Whichever way requires less time investigating how to configure things is probably the way to go.

So I take it that there is no application code needed to achieve this, that it is just a matter of configuring gtk2 and all its subcomponents? If so, then even with no more help from you what would be involved in just cloning what GIMP2 does for my gtk2 build (and be able to link my app against it)? Do I have to look in a hundred different places to find all the configuration info? If so, then I probably have to wait for your doc before attempting this.

One downside to this is that each app brings along with itself a complete
GTK build, so you don't get the disk savings of single libraries

This is for a binary-installable application. I can see no way to take advantage of disk savings without risking creating conflicts on the users system when installing libraries.

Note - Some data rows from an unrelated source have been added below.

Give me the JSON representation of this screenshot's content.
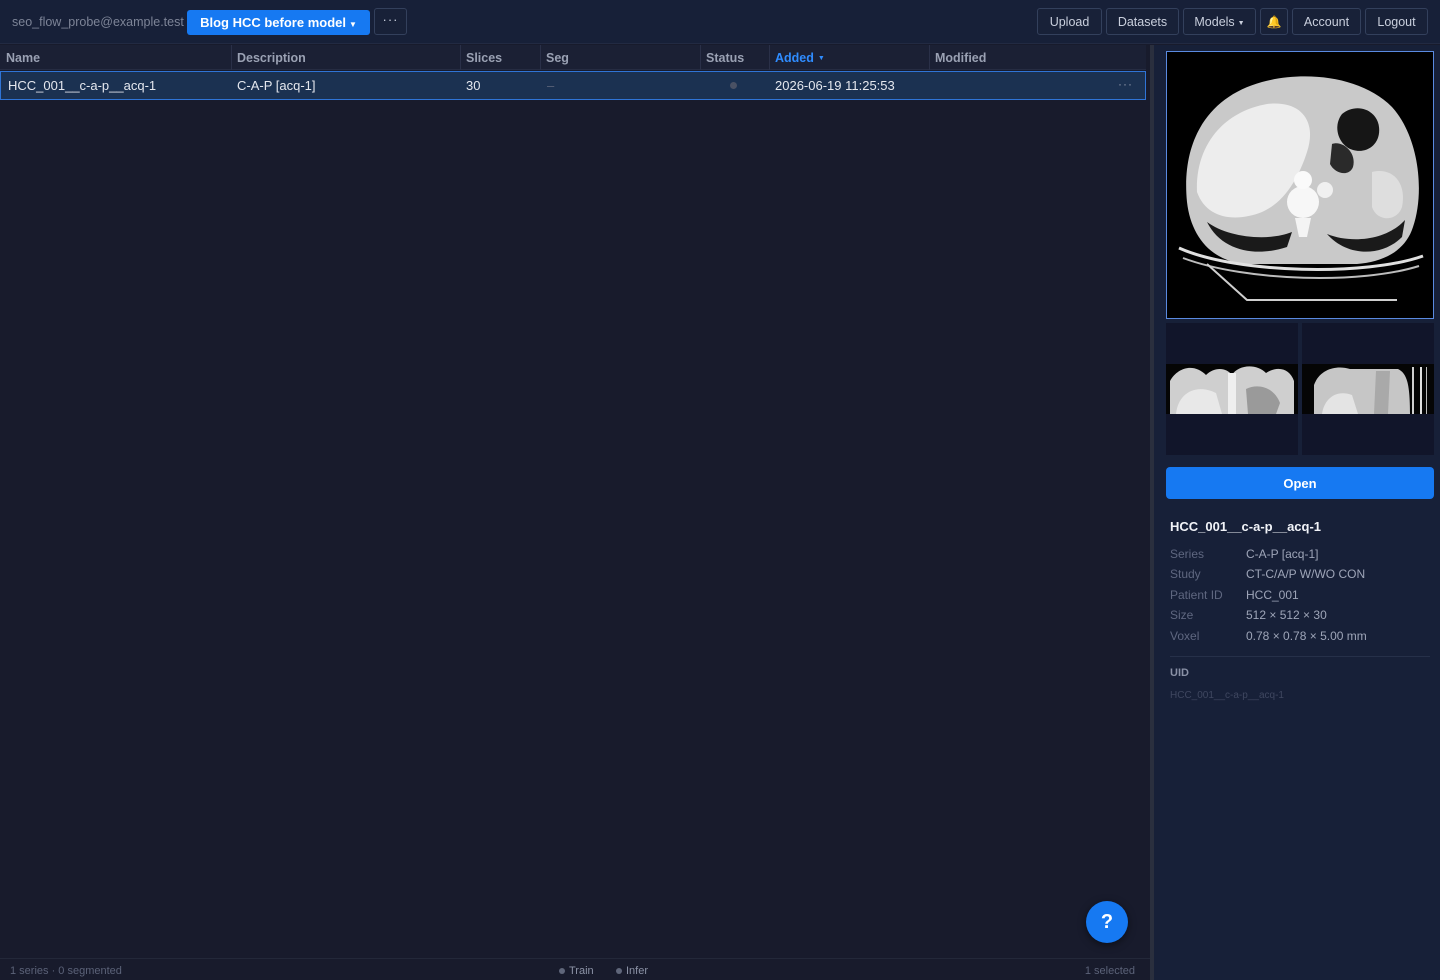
{
  "header": {
    "user_email": "seo_flow_probe@example.test",
    "project_label": "Blog HCC before model",
    "more_label": "···",
    "nav": {
      "upload": "Upload",
      "datasets": "Datasets",
      "models": "Models",
      "account": "Account",
      "logout": "Logout"
    },
    "bell_icon": "bell-icon"
  },
  "table": {
    "columns": [
      "Name",
      "Description",
      "Slices",
      "Seg",
      "Status",
      "Added",
      "Modified"
    ],
    "sorted_column": "Added",
    "sort_direction": "descending",
    "rows": [
      {
        "name": "HCC_001__c-a-p__acq-1",
        "description": "C-A-P [acq-1]",
        "slices": "30",
        "seg": "–",
        "status": "",
        "added": "2026-06-19 11:25:53",
        "modified": "",
        "menu": "···"
      }
    ]
  },
  "panel": {
    "open_label": "Open",
    "title": "HCC_001__c-a-p__acq-1",
    "meta": [
      {
        "label": "Series",
        "value": "C-A-P [acq-1]"
      },
      {
        "label": "Study",
        "value": "CT-C/A/P W/WO CON"
      },
      {
        "label": "Patient ID",
        "value": "HCC_001"
      },
      {
        "label": "Size",
        "value": "512 × 512 × 30"
      },
      {
        "label": "Voxel",
        "value": "0.78 × 0.78 × 5.00 mm"
      }
    ],
    "uid_label": "UID",
    "uid_value": "HCC_001__c-a-p__acq-1"
  },
  "statusbar": {
    "summary": "1 series · 0 segmented",
    "train": "Train",
    "infer": "Infer",
    "selected": "1 selected"
  },
  "help_label": "?",
  "colors": {
    "accent": "#1679f2",
    "background": "#181b2c",
    "panel": "#172038",
    "selected_row": "#1b3151"
  }
}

So as far as I'm concerned, I'll take your note as a recommendation to get the documentation for building gimp-app style builds done shortly and
I'll CC this list when I get a rough draft written up and posted.

That will be great. I know its a freebie but I still have to ask, how soon is shortly? Just because shipping our freeware app has already been delayed a few months figuring this out (unpaid work tends to be slow that way, of course). I just have to decide whether to do it another way in the meantime to get it out.

Thanks to you and to everyone for their replies.